Correspondence: Kenneth A Kudsk, MD, H4/736 Clinical Science Center, 600 Highland Avenue, Madison, WI 53792-7375. Electronic mail may be sent to kudsk{at}surgery.wisc.edu.

Background: Although small-bore tube placement is common, insertion can lead to serious complications. We investigated the use of radiographs, fluoroscopy, feeding tubes, and complications associated with blind feeding-tube placement. Methods: The electronic and paper records of adult patients receiving a small-bore feeding tube in 2005 were retrospectively reviewed for the following variables: demographics, desired location (gastric or postpyloric), number of radiographs, number of tubes per individual, time interval between medical prescription, tube placement and delivery of the diet, complications, transport for fluoroscopy, and hospital location of placement (intensive care unit vs floor).

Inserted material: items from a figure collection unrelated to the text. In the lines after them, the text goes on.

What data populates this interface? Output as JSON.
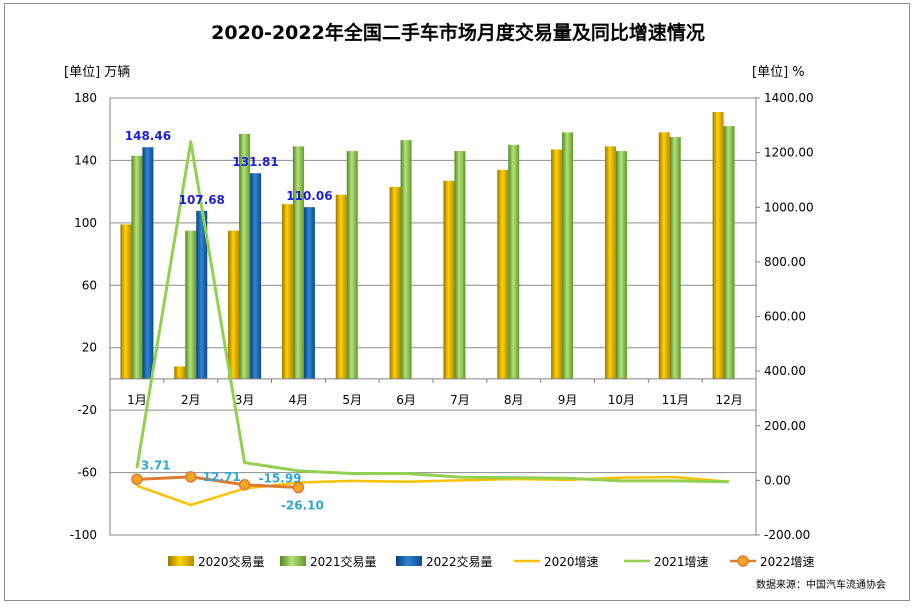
{
  "title": "2020-2022年全国二手车市场月度交易量及同比增速情况",
  "left_unit": "[单位] 万辆",
  "right_unit": "[单位] %",
  "source": "数据来源：中国汽车流通协会",
  "colors": {
    "bar2020": "#E8B400",
    "bar2021": "#8DC63F",
    "bar2022": "#1F6FB5",
    "line2020": "#FFC000",
    "line2021": "#92D050",
    "line2022": "#E07A30",
    "label2022": "#1C1CE0",
    "growthLabel": "#2CA8D8"
  },
  "chart_data": {
    "type": "bar+line",
    "categories": [
      "1月",
      "2月",
      "3月",
      "4月",
      "5月",
      "6月",
      "7月",
      "8月",
      "9月",
      "10月",
      "11月",
      "12月"
    ],
    "y_left": {
      "range": [
        -100,
        180
      ],
      "ticks": [
        180,
        140,
        100,
        60,
        20,
        -20,
        -60,
        -100
      ]
    },
    "y_right": {
      "range": [
        -200,
        1400
      ],
      "ticks": [
        "1400.00",
        "1200.00",
        "1000.00",
        "800.00",
        "600.00",
        "400.00",
        "200.00",
        "0.00",
        "-200.00"
      ]
    },
    "bar_series": [
      {
        "name": "2020交易量",
        "values": [
          99,
          8,
          95,
          112,
          118,
          123,
          127,
          134,
          147,
          149,
          158,
          171
        ]
      },
      {
        "name": "2021交易量",
        "values": [
          143,
          95,
          157,
          149,
          146,
          153,
          146,
          150,
          158,
          146,
          155,
          162
        ]
      },
      {
        "name": "2022交易量",
        "values": [
          148.46,
          107.68,
          131.81,
          110.06,
          null,
          null,
          null,
          null,
          null,
          null,
          null,
          null
        ]
      }
    ],
    "line_series": [
      {
        "name": "2020增速",
        "values": [
          -20,
          -90,
          -30,
          -8,
          -2,
          -5,
          0,
          5,
          2,
          10,
          12,
          -5
        ]
      },
      {
        "name": "2021增速",
        "values": [
          45,
          1240,
          65,
          35,
          25,
          25,
          12,
          10,
          8,
          -2,
          -2,
          -5
        ]
      },
      {
        "name": "2022增速",
        "values": [
          3.71,
          12.71,
          -15.99,
          -26.1,
          null,
          null,
          null,
          null,
          null,
          null,
          null,
          null
        ]
      }
    ],
    "bar_labels_2022": [
      "148.46",
      "107.68",
      "131.81",
      "110.06"
    ],
    "growth_labels_2022": [
      "3.71",
      "12.71",
      "-15.99",
      "-26.10"
    ],
    "legend": [
      "2020交易量",
      "2021交易量",
      "2022交易量",
      "2020增速",
      "2021增速",
      "2022增速"
    ]
  }
}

Results: We identified 1822 tubes placed into 729 patients (male: 449, 61.6%; female: 280, 38.4%; median age: 59 years old, range 18–98). All tubes were placed by nurses unless fluoroscopically placed in radiology or placed after head and neck surgery in the operating room. An average of 2.5 (range 1–20) tubes was used per patient. A total of 2696 radiographs were obtained for an average of 3.7 (range 0–32) films per patient and 1.5 (range 0–11) per feeding tube. Successful placement was higher for intragastric (93.3%) than for postpyloric position (60.4%; p < .001). Fluoroscopy was needed in 18.6% of the patients, mostly for postpyloric insertion (p < .001). Respiratory tree misplacement occurred in 23 (3.2%) patients; 9 (1.2%) had a pneumothorax and 4 (0.5%) died. Patients with a malpositioned feeding tube underwent more tube insertions (6.8 ± 5.4; range 2–20) than patients without complications (2.2 ± 1.8; range 1–18; p < .001). Conclusions: The incidence of airway misplacement of feeding tubes (3.2%) at a major tertiary referral university hospital was alarming. Mandatory radiographs may eliminate the risk of respiratory administration of feedings but not misplacements. The associated costs of radiographs, unsuccessful placements, fluoroscopy, and complications are significant. A solution to this problem will require focused attention and development of specific protocols, possibly using new technologies.